Öncelikle, davacının iddiaya konu dönemde çalışmasının geçtiği kayıtlı işverenlerin ve davalı işverenin ticaret sicili kayıtları, ilgili Ticaret Sicili Müdürlüğü’nden celp edilerek dosyaya kazandırılmalıdır. Deliller arasında işyeri kayıtlarına da dayanıldığı dikkate alınarak, dava dışı tüm işverenlerden; işçi şahsi sicil dosyası ve işçi özlük belgeleri gibi işyeri kayıtları istenilmeli, ayrıca davacının çalışmasıyla ilgili olarak davalı şirketle sözleşmesel ya da fiili bir irtibatlarının (ihale sözleşmesi, asıl-alt işverenlik, kira sözleşmesi ve benzeri gibi) bulunup bulunmadığı, işçinin çalıştığı işin bir başka tüzel kişilikten ihale ile yüklenilen iş olup olmadığı sorulmalıdır.
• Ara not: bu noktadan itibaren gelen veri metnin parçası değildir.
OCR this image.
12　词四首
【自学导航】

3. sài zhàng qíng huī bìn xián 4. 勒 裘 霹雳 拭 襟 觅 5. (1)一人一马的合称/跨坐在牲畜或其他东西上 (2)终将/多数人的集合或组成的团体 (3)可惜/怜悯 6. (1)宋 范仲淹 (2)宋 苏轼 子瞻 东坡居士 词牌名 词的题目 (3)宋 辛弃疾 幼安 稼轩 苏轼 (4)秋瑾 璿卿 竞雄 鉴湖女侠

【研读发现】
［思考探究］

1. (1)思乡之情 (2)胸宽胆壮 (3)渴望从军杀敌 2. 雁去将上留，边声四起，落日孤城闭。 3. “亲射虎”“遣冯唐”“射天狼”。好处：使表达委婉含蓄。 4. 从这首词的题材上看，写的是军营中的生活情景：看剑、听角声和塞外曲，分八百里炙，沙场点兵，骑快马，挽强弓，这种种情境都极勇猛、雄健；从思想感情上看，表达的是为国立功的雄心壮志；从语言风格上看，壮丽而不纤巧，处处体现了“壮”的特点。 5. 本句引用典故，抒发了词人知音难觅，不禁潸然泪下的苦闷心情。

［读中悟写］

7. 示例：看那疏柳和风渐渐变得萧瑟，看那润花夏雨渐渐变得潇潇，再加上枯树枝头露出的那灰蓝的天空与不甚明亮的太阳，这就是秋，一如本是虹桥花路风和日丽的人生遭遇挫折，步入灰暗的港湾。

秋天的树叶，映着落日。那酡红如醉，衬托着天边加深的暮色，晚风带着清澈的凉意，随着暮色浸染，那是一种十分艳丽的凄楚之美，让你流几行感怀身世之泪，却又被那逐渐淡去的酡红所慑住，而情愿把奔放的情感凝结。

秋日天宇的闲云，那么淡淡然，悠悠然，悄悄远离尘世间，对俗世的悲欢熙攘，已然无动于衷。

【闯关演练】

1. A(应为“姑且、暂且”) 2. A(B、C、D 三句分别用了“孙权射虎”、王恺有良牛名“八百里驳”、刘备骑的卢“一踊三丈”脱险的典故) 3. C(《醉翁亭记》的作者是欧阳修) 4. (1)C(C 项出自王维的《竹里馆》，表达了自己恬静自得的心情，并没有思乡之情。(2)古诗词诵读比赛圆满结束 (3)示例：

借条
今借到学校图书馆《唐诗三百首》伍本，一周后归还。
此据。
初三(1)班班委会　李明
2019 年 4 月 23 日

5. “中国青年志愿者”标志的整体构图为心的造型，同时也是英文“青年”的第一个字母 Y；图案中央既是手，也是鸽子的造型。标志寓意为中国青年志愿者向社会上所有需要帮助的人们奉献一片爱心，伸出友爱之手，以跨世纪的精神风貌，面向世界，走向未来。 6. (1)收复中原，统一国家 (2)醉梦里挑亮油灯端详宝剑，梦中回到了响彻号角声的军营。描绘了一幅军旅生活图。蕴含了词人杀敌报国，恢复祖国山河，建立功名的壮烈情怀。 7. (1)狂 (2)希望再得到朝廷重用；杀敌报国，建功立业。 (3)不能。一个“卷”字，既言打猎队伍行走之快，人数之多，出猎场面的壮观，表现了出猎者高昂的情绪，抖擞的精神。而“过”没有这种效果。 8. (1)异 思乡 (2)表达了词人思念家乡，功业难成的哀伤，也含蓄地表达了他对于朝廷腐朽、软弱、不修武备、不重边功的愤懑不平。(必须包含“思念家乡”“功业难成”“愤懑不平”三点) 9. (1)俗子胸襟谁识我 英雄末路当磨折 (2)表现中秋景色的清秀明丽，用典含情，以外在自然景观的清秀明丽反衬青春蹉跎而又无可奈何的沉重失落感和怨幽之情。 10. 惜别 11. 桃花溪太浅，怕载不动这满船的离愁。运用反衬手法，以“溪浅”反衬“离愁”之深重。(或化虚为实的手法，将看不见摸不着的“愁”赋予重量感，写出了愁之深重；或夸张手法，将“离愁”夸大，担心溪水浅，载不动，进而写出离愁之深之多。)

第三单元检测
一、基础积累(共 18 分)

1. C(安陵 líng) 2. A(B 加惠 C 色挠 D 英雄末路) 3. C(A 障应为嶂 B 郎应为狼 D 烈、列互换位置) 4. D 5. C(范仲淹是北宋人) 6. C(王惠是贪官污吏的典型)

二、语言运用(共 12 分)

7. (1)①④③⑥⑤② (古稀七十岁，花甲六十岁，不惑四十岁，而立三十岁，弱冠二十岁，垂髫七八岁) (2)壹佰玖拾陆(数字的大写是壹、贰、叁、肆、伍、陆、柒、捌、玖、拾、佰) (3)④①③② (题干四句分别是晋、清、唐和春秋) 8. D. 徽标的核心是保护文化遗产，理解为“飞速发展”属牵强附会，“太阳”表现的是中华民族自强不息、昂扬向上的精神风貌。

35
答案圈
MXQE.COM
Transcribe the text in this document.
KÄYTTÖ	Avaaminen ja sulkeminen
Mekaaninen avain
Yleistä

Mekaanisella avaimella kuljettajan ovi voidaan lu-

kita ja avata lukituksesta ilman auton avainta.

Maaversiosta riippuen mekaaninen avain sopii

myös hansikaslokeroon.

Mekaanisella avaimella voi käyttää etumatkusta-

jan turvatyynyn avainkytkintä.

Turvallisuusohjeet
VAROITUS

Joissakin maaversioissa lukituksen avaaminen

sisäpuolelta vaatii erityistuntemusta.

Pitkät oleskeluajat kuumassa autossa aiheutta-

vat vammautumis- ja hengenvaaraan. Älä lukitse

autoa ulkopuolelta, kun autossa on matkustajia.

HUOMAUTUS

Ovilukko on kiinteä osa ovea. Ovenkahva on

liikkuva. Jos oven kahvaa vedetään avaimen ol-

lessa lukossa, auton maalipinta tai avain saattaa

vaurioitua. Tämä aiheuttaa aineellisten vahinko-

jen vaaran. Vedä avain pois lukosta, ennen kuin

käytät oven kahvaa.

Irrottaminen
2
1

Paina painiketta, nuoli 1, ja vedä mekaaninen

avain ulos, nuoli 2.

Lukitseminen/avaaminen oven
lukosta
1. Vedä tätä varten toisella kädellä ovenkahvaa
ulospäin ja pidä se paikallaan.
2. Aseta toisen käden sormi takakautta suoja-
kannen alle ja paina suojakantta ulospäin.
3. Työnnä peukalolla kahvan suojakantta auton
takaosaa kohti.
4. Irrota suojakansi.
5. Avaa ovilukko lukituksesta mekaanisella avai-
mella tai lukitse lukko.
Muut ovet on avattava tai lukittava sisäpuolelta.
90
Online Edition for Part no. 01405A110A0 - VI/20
Banka kayıtlarına da delil olarak dayanıldığı gözetilerek, işçinin ücret ödemelerinin yapıldığı banka hesabı veya hesaplarına ilişkin ekstreler celp edilmeli, davacıya yapılan ücret ödemeleri ve bu ödemelerin kim tarafından yapıldığı belirlenmelidir. Tanık beyanlarının denetlenebilmesi amacıyla, tanıkların hizmet döküm cetvelleri ve ilgili tarih aralığında çalıştıkları işverenlerin tescil bilgileri Sosyal Güvenlik Kurumu’ndan istenerek incelenmeli ve bu suretle tanıkların çalışma tarih aralıkları ile çalıştıkları işverenler itibariyle davacının çalışması hakkında görgüye dayalı bilgilerinin bulunmasının mümkün olup olmadığı değerlendirilmelidir. Yapılacak araştırma sonuçlarına göre, ihtiyaç duyulduğu takdirde tanıkların beyanlarına yeniden başvurulmalıdır.
Yukarıda açıklanan doğrultuda yapılacak araştırma sonuçlarıyla birlikte tüm dosya kapsamı yeniden değerlendirmeye tabi tutularak, tüzel kişilik perdesinin kaldırılmasını gerektirir kötüniyetli işveren davranışın bulunup bulunmadığı da tartışılarak, çalışma süresi bakımından bir sonuca gidilmelidir.
Eksik araştırma ve inceleme ile yazılı şekilde karar verilmesi, sair yönleri incelenmeksizin kararın bozulmasını gerektirmiştir.
SONUÇ: Temyiz olunan kararın yukarıda yazılı sebepten BOZULMASINA, bozma sebebine göre sair temyiz itirazlarının bu aşamada incelenmesine yer olmadığına, peşin alınan temyiz harcının istek halinde ilgililere iadesine, 11/12/2018 tarihinde oybirliğiyle karar verildi.